As at 18 October 2018, BPCR held only US$55.4m in cash (unaudited figure). BPCR has recently converted the outstanding C shares to ordinary shares (following the deployment of the proceeds in the Amicus deal) at a ratio of 0.9898. Moreover, the trust announced the results of its placement of new ordinary shares at an issue price of US$1.025. It initially targeted gross proceeds of US$150m to fund further investments (and outstanding potential commitments). However, due to strong investor interest, it increased the offering to US$200m, which was still oversubscribed (the final gross proceeds raised were US$305m).

Currently there is no debt at the BPCR level, but the trust is exploring the option of using debt at trust level. BPCR has a leverage cap of 50% of NAV calculated at the time of the drawdown. However, the fund manager is only allowed to incur indebtedness on behalf of the company of up to 25% of NAV without prior approval of BPCR’s board.

A continuation vote will be put to shareholders at the first AGM following the fifth anniversary of initial admission (27 March 2017) and, if passed, at the AGM held every third year thereafter. Furthermore, a vote will also occur within two months from the end of any 12-month rolling period where BPCR’s shares have, on average, traded at a discount in excess of 10% of NAV. However, BPCR’s board may execute share buybacks as a means to limit the discount volatility and potentially provide an additional source of liquidity at attractive price levels. Please refer to the issue prospectus for more detailed share repurchase guidelines. The trust has not executed any buybacks yet.
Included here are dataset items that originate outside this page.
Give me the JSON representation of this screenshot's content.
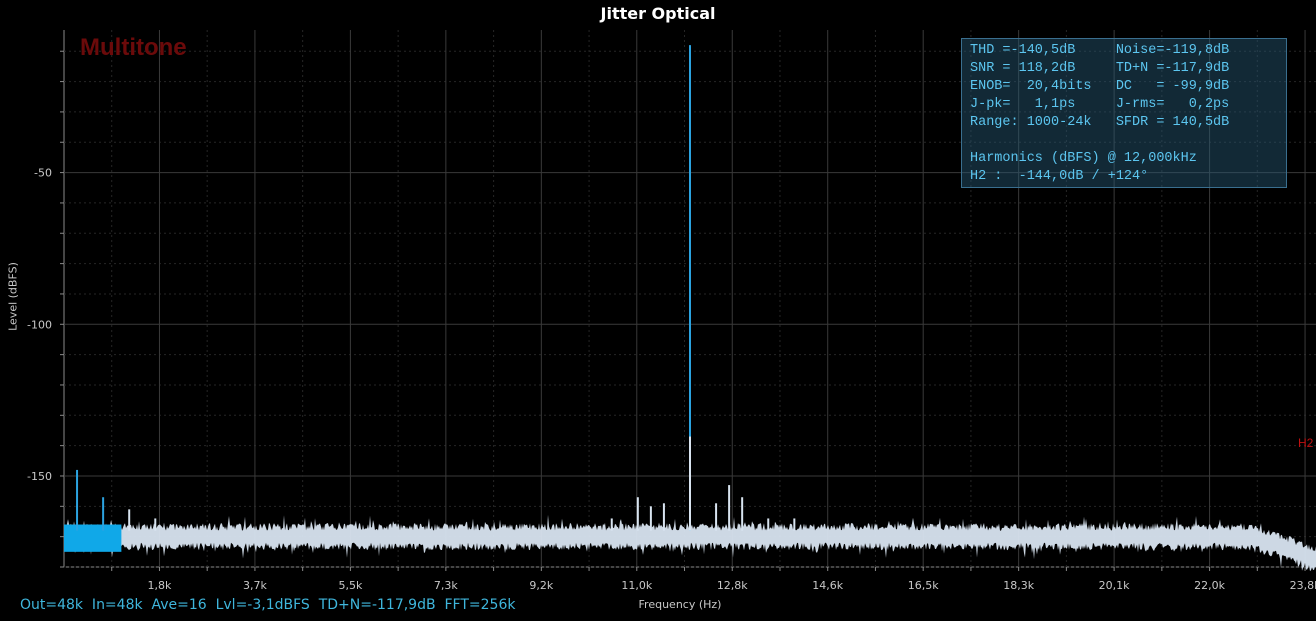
{
  "window": {
    "title": "Jitter Optical"
  },
  "watermark": "Multitone",
  "status_bar": "Out=48k  In=48k  Ave=16  Lvl=-3,1dBFS  TD+N=-117,9dB  FFT=256k",
  "stats_lines": [
    "THD =-140,5dB     Noise=-119,8dB",
    "SNR = 118,2dB     TD+N =-117,9dB",
    "ENOB=  20,4bits   DC   = -99,9dB",
    "J-pk=   1,1ps     J-rms=   0,2ps",
    "Range: 1000-24k   SFDR = 140,5dB",
    "",
    "Harmonics (dBFS) @ 12,000kHz",
    "H2 :  -144,0dB / +124°"
  ],
  "harmonic_marker": "H2",
  "colors": {
    "trace": "#d8e4f0",
    "trace_low": "#10a8e8",
    "carrier": "#2ba3e0",
    "grid": "#2c2c2c",
    "panel_bg": "#000000",
    "accent_red": "#c01010"
  },
  "chart_data": {
    "type": "line",
    "title": "Jitter Optical",
    "xlabel": "Frequency (Hz)",
    "ylabel": "Level (dBFS)",
    "xlim": [
      0,
      24000
    ],
    "ylim": [
      -180,
      -3
    ],
    "x_tick_labels": [
      "1,8k",
      "3,7k",
      "5,5k",
      "7,3k",
      "9,2k",
      "11,0k",
      "12,8k",
      "14,6k",
      "16,5k",
      "18,3k",
      "20,1k",
      "22,0k",
      "23,8k"
    ],
    "x_tick_values": [
      1830,
      3660,
      5490,
      7320,
      9150,
      10980,
      12810,
      14640,
      16470,
      18300,
      20130,
      21960,
      23790
    ],
    "y_tick_labels": [
      "-50",
      "-100",
      "-150"
    ],
    "y_tick_values": [
      -50,
      -100,
      -150
    ],
    "grid": true,
    "noise_floor_db": -170,
    "rolloff": {
      "start_hz": 22500,
      "end_db": -178
    },
    "series": [
      {
        "peaks": [
          {
            "x": 12000,
            "y": -8
          },
          {
            "x": 12000,
            "y": -137
          },
          {
            "x": 11500,
            "y": -159
          },
          {
            "x": 12500,
            "y": -159
          },
          {
            "x": 11000,
            "y": -157
          },
          {
            "x": 13000,
            "y": -157
          },
          {
            "x": 12750,
            "y": -153
          },
          {
            "x": 11250,
            "y": -160
          },
          {
            "x": 13500,
            "y": -164
          },
          {
            "x": 10500,
            "y": -164
          },
          {
            "x": 14000,
            "y": -164
          },
          {
            "x": 250,
            "y": -148
          },
          {
            "x": 750,
            "y": -157
          },
          {
            "x": 1250,
            "y": -161
          },
          {
            "x": 1750,
            "y": -164
          }
        ]
      }
    ]
  }
}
BPCR will pay quarterly dividends in US dollars. The trust intends to deliver a US$0.07 annualised dividend per share. BPCR may designate a part or full dividend amount as an ‘interest distribution’ and should be able to deduct this from its income when calculating taxable profit for the relevant period (assuming it generated enough ‘qualifying interest income’). On 19 October 2018, the company announced an interim dividend for the period ended September 2018 at US$0.0175 in the form of an interest distribution.
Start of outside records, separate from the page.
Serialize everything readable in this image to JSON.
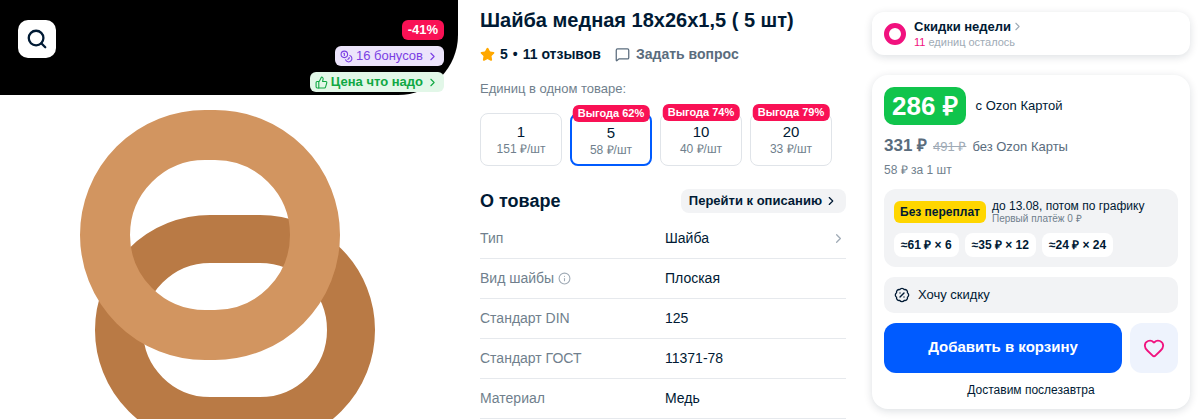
{
  "product_image": {
    "badges": {
      "discount": "-41%",
      "bonus": "16 бонусов",
      "price_tag": "Цена что надо"
    }
  },
  "product": {
    "title": "Шайба медная 18x26x1,5 ( 5 шт)",
    "rating": {
      "value": "5",
      "separator": "•",
      "reviews": "11 отзывов",
      "stars": 1
    },
    "ask": "Задать вопрос"
  },
  "quantity": {
    "label": "Единиц в одном товаре:",
    "options": [
      {
        "count": "1",
        "price": "151 ₽/шт",
        "badge": null,
        "selected": false
      },
      {
        "count": "5",
        "price": "58 ₽/шт",
        "badge": "Выгода 62%",
        "selected": true
      },
      {
        "count": "10",
        "price": "40 ₽/шт",
        "badge": "Выгода 74%",
        "selected": false
      },
      {
        "count": "20",
        "price": "33 ₽/шт",
        "badge": "Выгода 79%",
        "selected": false
      }
    ]
  },
  "about": {
    "title": "О товаре",
    "link": "Перейти к описанию",
    "rows": [
      {
        "label": "Тип",
        "value": "Шайба",
        "info": false,
        "link": true
      },
      {
        "label": "Вид шайбы",
        "value": "Плоская",
        "info": true,
        "link": false
      },
      {
        "label": "Стандарт DIN",
        "value": "125",
        "info": false,
        "link": false
      },
      {
        "label": "Стандарт ГОСТ",
        "value": "11371-78",
        "info": false,
        "link": false
      },
      {
        "label": "Материал",
        "value": "Медь",
        "info": false,
        "link": false
      }
    ]
  },
  "promo": {
    "title": "Скидки недели",
    "count": "11",
    "caption": "единиц осталось"
  },
  "price": {
    "card_price": "286 ₽",
    "card_label": "с Ozon Картой",
    "price": "331 ₽",
    "old_price": "491 ₽",
    "no_card_label": "без Ozon Карты",
    "unit_price": "58 ₽ за 1 шт"
  },
  "installment": {
    "badge": "Без переплат",
    "text": "до 13.08, потом по графику",
    "first": "Первый платёж 0 ₽",
    "plans": [
      "≈61 ₽ × 6",
      "≈35 ₽ × 12",
      "≈24 ₽ × 24"
    ]
  },
  "wish": "Хочу скидку",
  "cart_button": "Добавить в корзину",
  "delivery": "Доставим послезавтра"
}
BPCR is part of the AIC Specialist: Debt sector, which contains funds with a wide variety of investment strategies, although none invest in the life sciences credit market. Nevertheless, we have combined a list of funds investing in various types of debt.
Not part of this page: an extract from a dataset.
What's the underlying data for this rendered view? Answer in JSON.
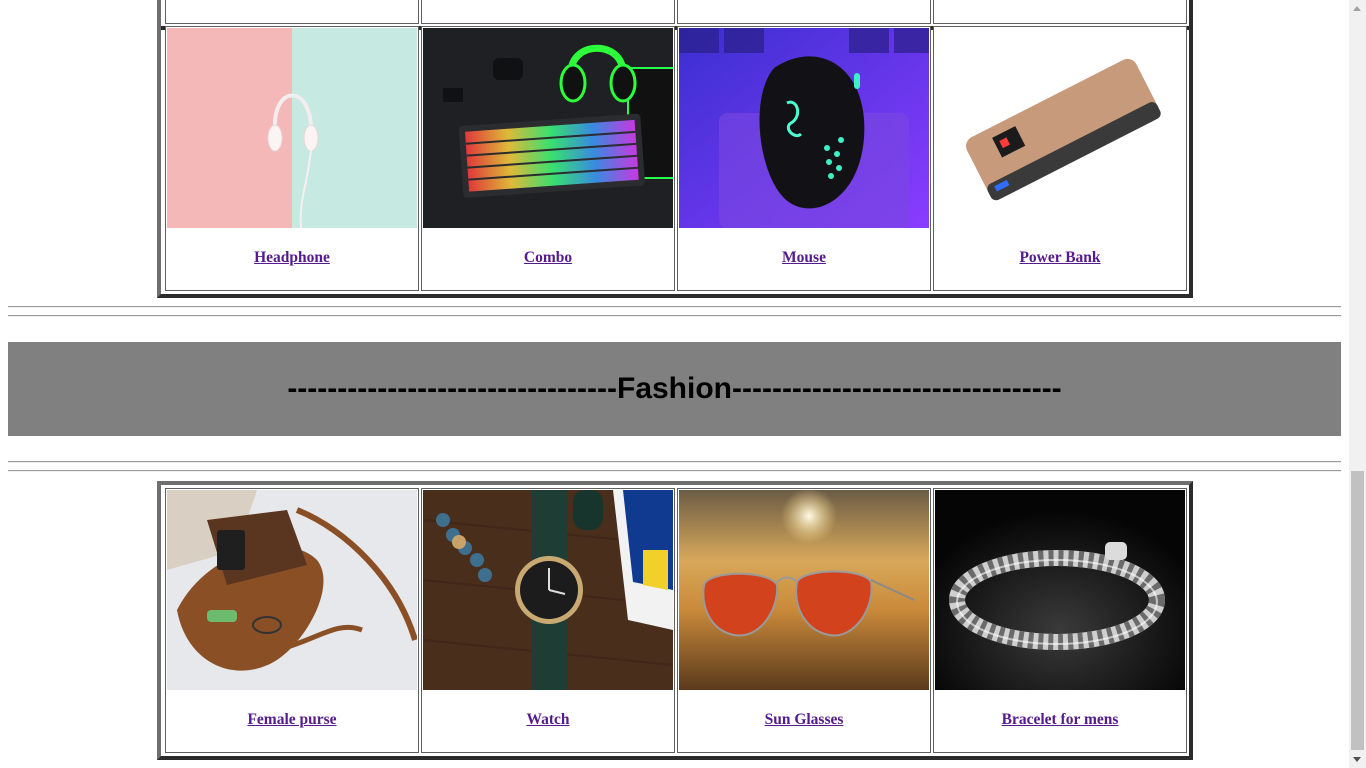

The trust was floated in March 2017 and there is no three- and five-year NAV total return performance available. In Exhibit 6, we thus present the NAV total return for the last six and 12 months, which in the case of BPCR stood at 3.7% (vs peer average of 2.0%) and 7.5% (ahead of peer average of 4.0%), respectively. The trust trades at a 1.6% premium to last reported NAV. This is either ahead or broadly in line with the respective peers, which mostly trade at a low-single digit discount or premium (with the exception of Chenavari Toro Income Fund). Interestingly, apart from BPCR, only Chenavari Toro Income Fund charges a performance fee within the analysed trusts group. In line with the comparative group, BPCR has no leverage at present, although the investment manager is willing to potentially use the limit of 25% of NAV, which does not require BPCR board approval. BPCR’s dividend yield stands at 5.7% on an LTM basis, but the last dividend payment is in line (when annualised) with the trust’s 7% target.

BPCR’s board comprises four directors, all of whom are non-executive and independent. They joined on incorporation of the investment trust. Jeremy Sillem (chairman) has extensive experience in asset management, with 28 years at Lazard and its predecessor entities, as well as Bear Stearns International. He is also the managing partner of Spencer House Partners, a financial advisory company that provides capital to the asset and wealth management industry. Duncan Budge is chairman of Dunedin Enterprise Investment Trust and Artemis Alpha Trust, and is also non-executive director of Lazard World Trust Fund, Lowland Investment Company, Menhaden Capital and Asset Value Investors. He is a former director of J Rothschild Capital Management. Colin Bond is the CFO of Vifor Pharma, a specialty pharma company based in Zurich and a former CFO of Evotec. Harry Hyman is the founder and managing director of Primary Health Properties.